Britten’s String Quartet no.3 was the focus of the hour-long performance, following the Three Idylls by Britten’s teacher Frank Bridge and the Waltz from Britten’s Three Divertimenti. The Gildas played the quartet from memory, the players rotating positions between movements around the four corners of the audience’s square seating formation. The players also explored the dimensions outside, just inside and at the focal centre of the square. Dimmed lighting and pre-show audio of the bells from St Mark’s Venice (referencing the bell-like passacaglia of the final movement, titled ‘La Serenissima’) added to the atmosphere.

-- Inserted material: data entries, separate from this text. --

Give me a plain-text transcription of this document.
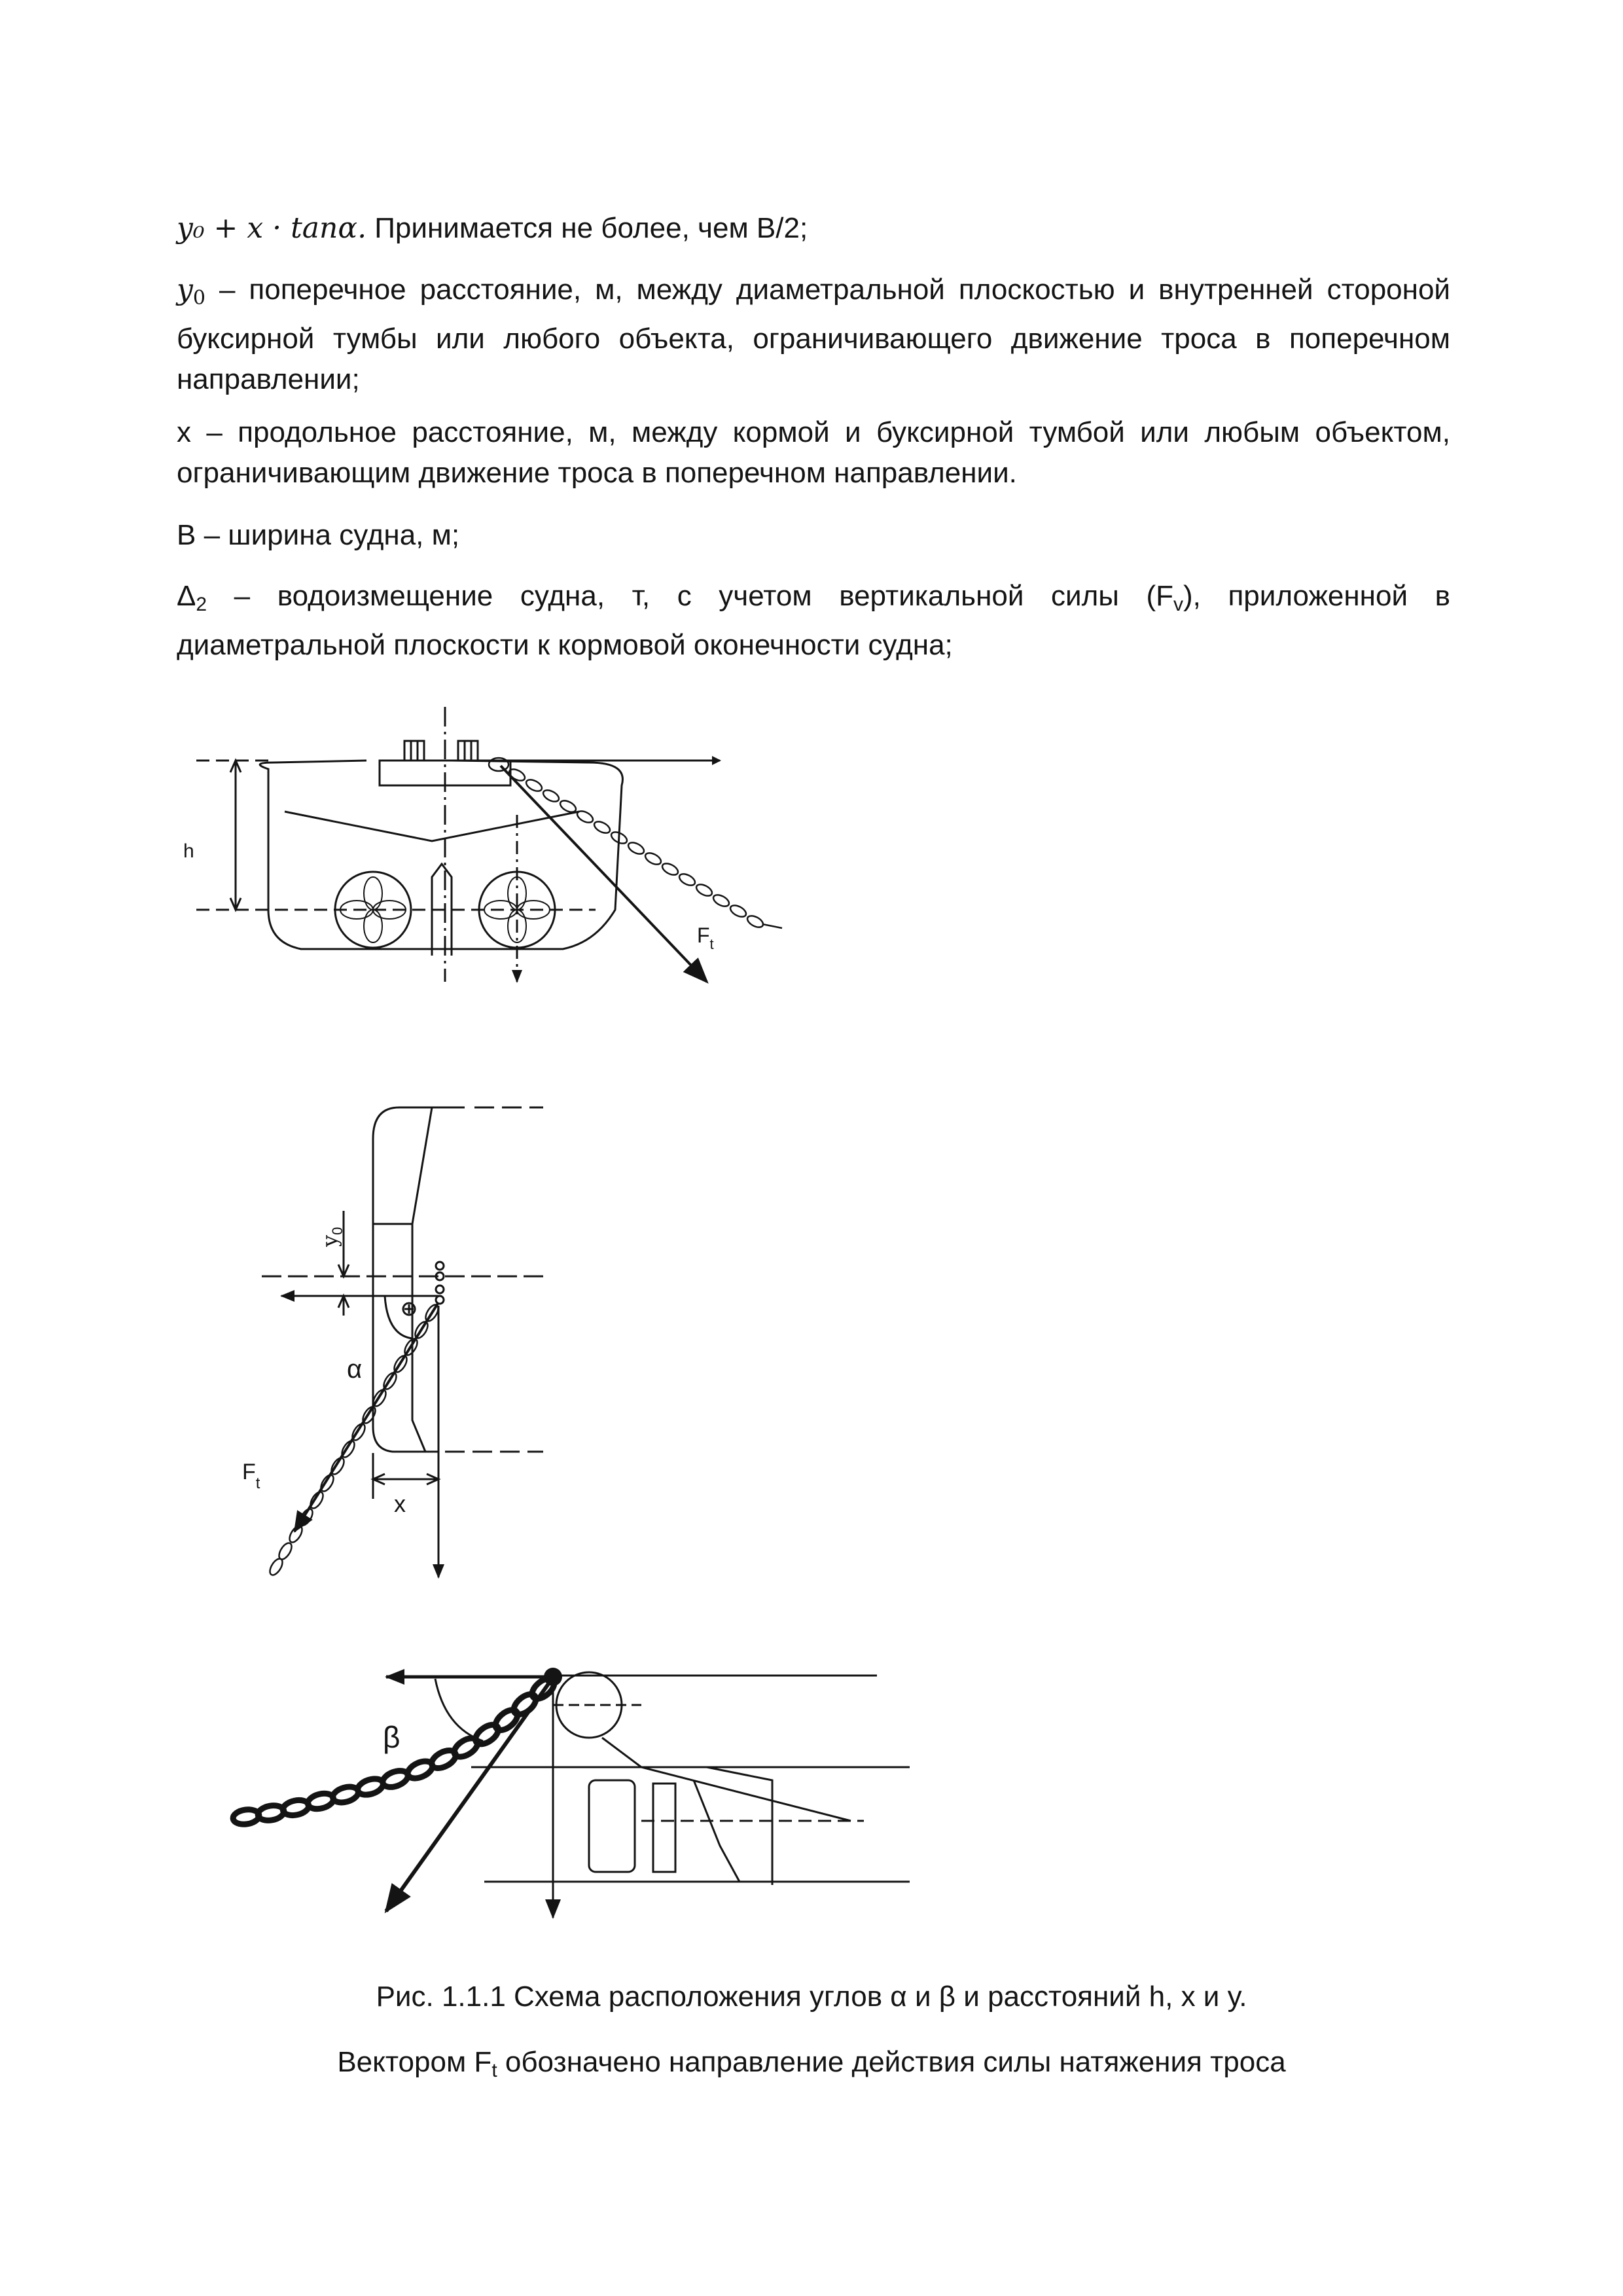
𝑦₀ + 𝑥 · 𝑡𝑎𝑛𝛼. Принимается не более, чем В/2;

$y_0$ – поперечное расстояние, м, между диаметральной плоскостью и внутренней стороной буксирной тумбы или любого объекта, ограничивающего движение троса в поперечном направлении;

x – продольное расстояние, м, между кормой и буксирной тумбой или любым объектом, ограничивающим движение троса в поперечном направлении.

B – ширина судна, м;

$\Delta_2$ – водоизмещение судна, т, с учетом вертикальной силы $(F_v)$, приложенной в диаметральной плоскости к кормовой оконечности судна;

h
$F_t$
$y_0$
α
$F_t$
x
β
Рис. 1.1.1 Схема расположения углов α и β и расстояний h, x и у.
Вектором $F_t$ обозначено направление действия силы натяжения троса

Spoken introductions are always a welcome barrier-breaker but here, even with each of the players taking turns, this felt a little stilted and conventional: perhaps it needed a more dramatic treatment.

The spatialisation helped tease apart the strands of the quartet’s first movement (‘Duets’) and intensified the isolation of the third (‘Solo’), whose fragile, bleak beauty was amply conveyed by fearless first violinist Tom Aldren. And performing the work from memory entrenched its poignancy and intensity.